I will write a more complete article for this when the exam season has passed.


Are there not any weighted kNN algorithms, that will take (to some degree) the actual distances into account? If the 5 closest neighbors are 0.1, 4000, 10000, 20000 and 55570 units away, we might say the very close first match has more importance than the others.

  • For an example of a weighted kNN algorithm, see F. Nigsch et al., Journal of Chemical Information and Modeling, 46, 2412-2422 (2006), DOI: 10.1021/ci060149f

So what is the complexity of kNN? I'm guessing O(n^2) but I'm not 100 % sure...

refly to other something.....

Comoplexly of kNN is O(n^2).

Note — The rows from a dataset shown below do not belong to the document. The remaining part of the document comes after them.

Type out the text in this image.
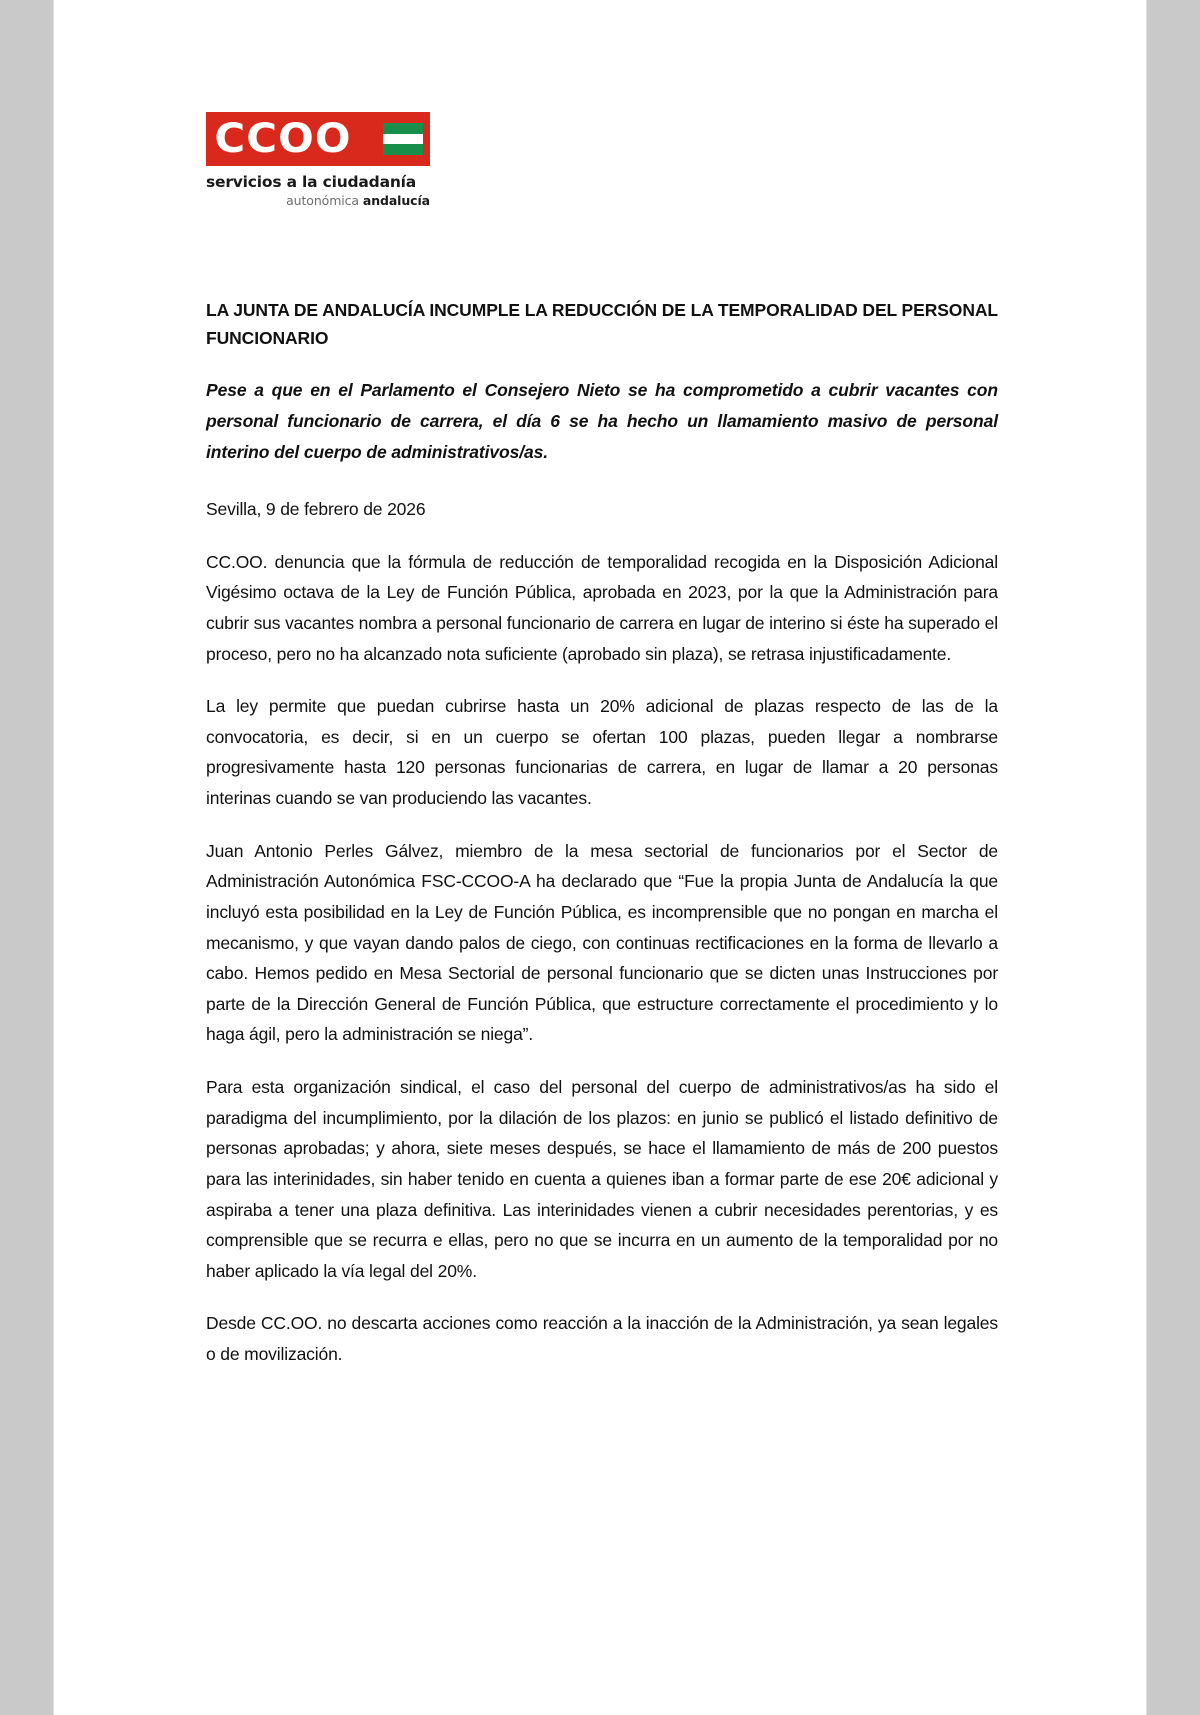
CCOO
servicios a la ciudadanía
autonómica andalucía
LA JUNTA DE ANDALUCÍA INCUMPLE LA REDUCCIÓN DE LA TEMPORALIDAD DEL PERSONAL FUNCIONARIO

Pese a que en el Parlamento el Consejero Nieto se ha comprometido a cubrir vacantes con personal funcionario de carrera, el día 6 se ha hecho un llamamiento masivo de personal interino del cuerpo de administrativos/as.

Sevilla, 9 de febrero de 2026

CC.OO. denuncia que la fórmula de reducción de temporalidad recogida en la Disposición Adicional Vigésimo octava de la Ley de Función Pública, aprobada en 2023, por la que la Administración para cubrir sus vacantes nombra a personal funcionario de carrera en lugar de interino si éste ha superado el proceso, pero no ha alcanzado nota suficiente (aprobado sin plaza), se retrasa injustificadamente.

La ley permite que puedan cubrirse hasta un 20% adicional de plazas respecto de las de la convocatoria, es decir, si en un cuerpo se ofertan 100 plazas, pueden llegar a nombrarse progresivamente hasta 120 personas funcionarias de carrera, en lugar de llamar a 20 personas interinas cuando se van produciendo las vacantes.

Juan Antonio Perles Gálvez, miembro de la mesa sectorial de funcionarios por el Sector de Administración Autonómica FSC-CCOO-A ha declarado que “Fue la propia Junta de Andalucía la que incluyó esta posibilidad en la Ley de Función Pública, es incomprensible que no pongan en marcha el mecanismo, y que vayan dando palos de ciego, con continuas rectificaciones en la forma de llevarlo a cabo. Hemos pedido en Mesa Sectorial de personal funcionario que se dicten unas Instrucciones por parte de la Dirección General de Función Pública, que estructure correctamente el procedimiento y lo haga ágil, pero la administración se niega”.

Para esta organización sindical, el caso del personal del cuerpo de administrativos/as ha sido el paradigma del incumplimiento, por la dilación de los plazos: en junio se publicó el listado definitivo de personas aprobadas; y ahora, siete meses después, se hace el llamamiento de más de 200 puestos para las interinidades, sin haber tenido en cuenta a quienes iban a formar parte de ese 20€ adicional y aspiraba a tener una plaza definitiva. Las interinidades vienen a cubrir necesidades perentorias, y es comprensible que se recurra e ellas, pero no que se incurra en un aumento de la temporalidad por no haber aplicado la vía legal del 20%.

Desde CC.OO. no descarta acciones como reacción a la inacción de la Administración, ya sean legales o de movilización.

I think so "It's guess" Complexly of NNS(Nearest Neighbor Search) is O(nlogn) on the KB-tree, finding one item.

I'm studing a kNN in multiple nodes. so I made Hk-NN is called by kNN. Processing time reduced effectively. I need to share and discussion in order to find out better Hk-NN method. I don't know cost of kNN, and anyone who are known cost did nothing but guessing.

If you known kNN's processing cost with accuracy, please send a message by the mail.

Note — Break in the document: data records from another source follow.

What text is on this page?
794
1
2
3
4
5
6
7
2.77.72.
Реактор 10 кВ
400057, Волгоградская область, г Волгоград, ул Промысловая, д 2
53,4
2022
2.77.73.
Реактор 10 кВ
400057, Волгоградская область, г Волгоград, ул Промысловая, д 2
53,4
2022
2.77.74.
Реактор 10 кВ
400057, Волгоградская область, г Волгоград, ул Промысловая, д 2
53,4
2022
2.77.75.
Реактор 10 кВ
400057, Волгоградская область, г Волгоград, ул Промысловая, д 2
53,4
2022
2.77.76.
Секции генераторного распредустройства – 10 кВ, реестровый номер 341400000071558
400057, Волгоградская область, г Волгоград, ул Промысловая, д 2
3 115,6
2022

My e-mail: hanjjon@gmail.com

Maybe this draft version of an information retrieval book will help you. Chapter 14 discusses kNN. http://www-csli.stanford.edu/~hinrich/information-retrieval-book.html Hope this helps. --GrandiJoos 07:59, 1 October 2007 (UTC)[reply]

Kriging?

How did any of this Kriging stuff get in here (history)? —Preceding unsigned comment added by 66.92.232.105 (talk) 23:15, 16 March 2008 (UTC)[reply]

I think the Kriging stuff was given too much prominence. Is there a consensus on its relevance and whether it would be better further down the article?

Jbom1 (talk) 16:45, 17 March 2008 (UTC)[reply]

Listen - Kriging has nothing to do with K-nearest neighbor, and shouldn't be in this article. KNN is a classifier - takes a set of multidimensional points and a user choice of K, then splits the data into K different classes. Kriging is a way to take a set of multidimensional points, then for a new point with one dimension unknown, interpolate to generate that unknown. Simply, KNN does not rely on Kriging, and has no relationship that is apparent from the paragraph on Kriging in this article. —Preceding unsigned comment added by 158.130.14.30 (talk) 16:58, 17 March 2008 (UTC)[reply]

"Furthest" Neighbors?

I removed reference to "furthest" neighbours from overview. kNN regression is done on the basis of a (possibly weighted) average of the properties of 'nearest neighbours. See the Nigsch et al. article cited earlier in the discussion.